In der Überbauung «Perronimo» soll das Gewerbe einziehen. Die Flächen in den ersten beiden Etagen sind im Edelrohbau gehalten. Dadurch sind alle denkbaren Arbeitsplatzkonzepte umsetzbar. Dass sich die Flächen im Erdgeschoss auf Augenhöhe mit dem Pendlerverkehr befinden, dürfte Shops, Coiffeure und Fitnesscenter freuen.

«Achtet auf die Gesundheit eurer Mitarbeitenden»
Im ersten Quartal 2026 sollen die Gewerbeflächen und die Wohnungen bezogen werden – nach fünf Jahren Planung und Bauzeit. Bis dahin werden die Studierenden selbst einige Jahre Berufserfahrung als Baupoliere/-innen gesammelt und allenfalls schon die Weiterbildung Bauführer/-in HFP in Angriff genommen haben. Auch Claudio Fuchs und Willy Heimann waren an der Baukaderschule St.Gallen im Unterricht. Umso mehr freute es die beiden, dass es immer noch einen Nachwuchs gibt, der am Baugewerbe interessiert ist.
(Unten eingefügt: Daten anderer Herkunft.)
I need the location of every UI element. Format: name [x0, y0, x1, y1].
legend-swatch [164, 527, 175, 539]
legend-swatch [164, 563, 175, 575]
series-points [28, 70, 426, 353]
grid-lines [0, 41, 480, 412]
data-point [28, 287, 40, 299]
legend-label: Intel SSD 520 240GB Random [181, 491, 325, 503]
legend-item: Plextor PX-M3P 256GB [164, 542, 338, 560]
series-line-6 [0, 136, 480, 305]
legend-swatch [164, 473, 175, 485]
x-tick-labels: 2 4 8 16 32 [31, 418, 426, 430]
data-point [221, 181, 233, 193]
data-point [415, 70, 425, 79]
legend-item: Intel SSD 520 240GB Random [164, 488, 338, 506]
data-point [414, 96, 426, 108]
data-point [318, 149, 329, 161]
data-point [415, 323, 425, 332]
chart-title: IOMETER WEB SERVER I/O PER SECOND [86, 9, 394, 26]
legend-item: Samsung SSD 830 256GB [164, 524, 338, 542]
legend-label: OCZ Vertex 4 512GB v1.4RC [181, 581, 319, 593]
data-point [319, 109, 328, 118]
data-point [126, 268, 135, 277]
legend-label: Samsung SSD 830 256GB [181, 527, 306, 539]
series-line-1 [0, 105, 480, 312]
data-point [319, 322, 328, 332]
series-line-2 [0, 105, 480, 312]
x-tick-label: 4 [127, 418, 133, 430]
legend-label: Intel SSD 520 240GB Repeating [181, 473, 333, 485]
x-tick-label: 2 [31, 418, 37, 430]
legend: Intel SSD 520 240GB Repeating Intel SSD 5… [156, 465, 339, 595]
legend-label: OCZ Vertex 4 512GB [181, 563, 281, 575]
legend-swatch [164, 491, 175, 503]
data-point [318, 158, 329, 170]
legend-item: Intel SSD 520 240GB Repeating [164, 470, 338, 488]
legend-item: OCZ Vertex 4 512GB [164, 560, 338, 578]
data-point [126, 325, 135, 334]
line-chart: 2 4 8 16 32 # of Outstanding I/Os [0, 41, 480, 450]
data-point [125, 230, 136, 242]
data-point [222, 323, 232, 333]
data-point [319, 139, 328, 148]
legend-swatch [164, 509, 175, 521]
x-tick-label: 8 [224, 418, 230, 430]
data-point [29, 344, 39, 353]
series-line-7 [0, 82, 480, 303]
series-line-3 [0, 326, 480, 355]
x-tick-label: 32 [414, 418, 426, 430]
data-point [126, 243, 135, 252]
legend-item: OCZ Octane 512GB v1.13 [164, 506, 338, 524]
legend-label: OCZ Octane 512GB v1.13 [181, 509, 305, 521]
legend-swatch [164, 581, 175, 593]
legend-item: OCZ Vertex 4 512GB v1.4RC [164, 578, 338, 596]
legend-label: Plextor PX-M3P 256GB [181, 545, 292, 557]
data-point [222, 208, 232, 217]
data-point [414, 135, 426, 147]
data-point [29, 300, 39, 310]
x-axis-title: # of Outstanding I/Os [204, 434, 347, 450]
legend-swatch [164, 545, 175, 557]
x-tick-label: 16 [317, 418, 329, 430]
Zum Abschluss sagte Claudio Fuchs: «Ich habe das Feuer in euren Augen gesehen. Ich wünsche euch viel Spass da draussen, denn schon bald übernehmt ihr selber den Lead.» Dabei sollen die Baupoliere/-innen die Materiallieferungen gewissenhaft kontrollieren und den Fokus auf die Arbeitssicherheit legen. Claudio Fuchs erklärt: «Beides lohnt sich auf lange Sicht bei jedem Bauprojekt. Achtet auf die Gesundheit eurer Mitarbeitenden und nehmt trotz Termindruck lieber einmal einen Gang raus.»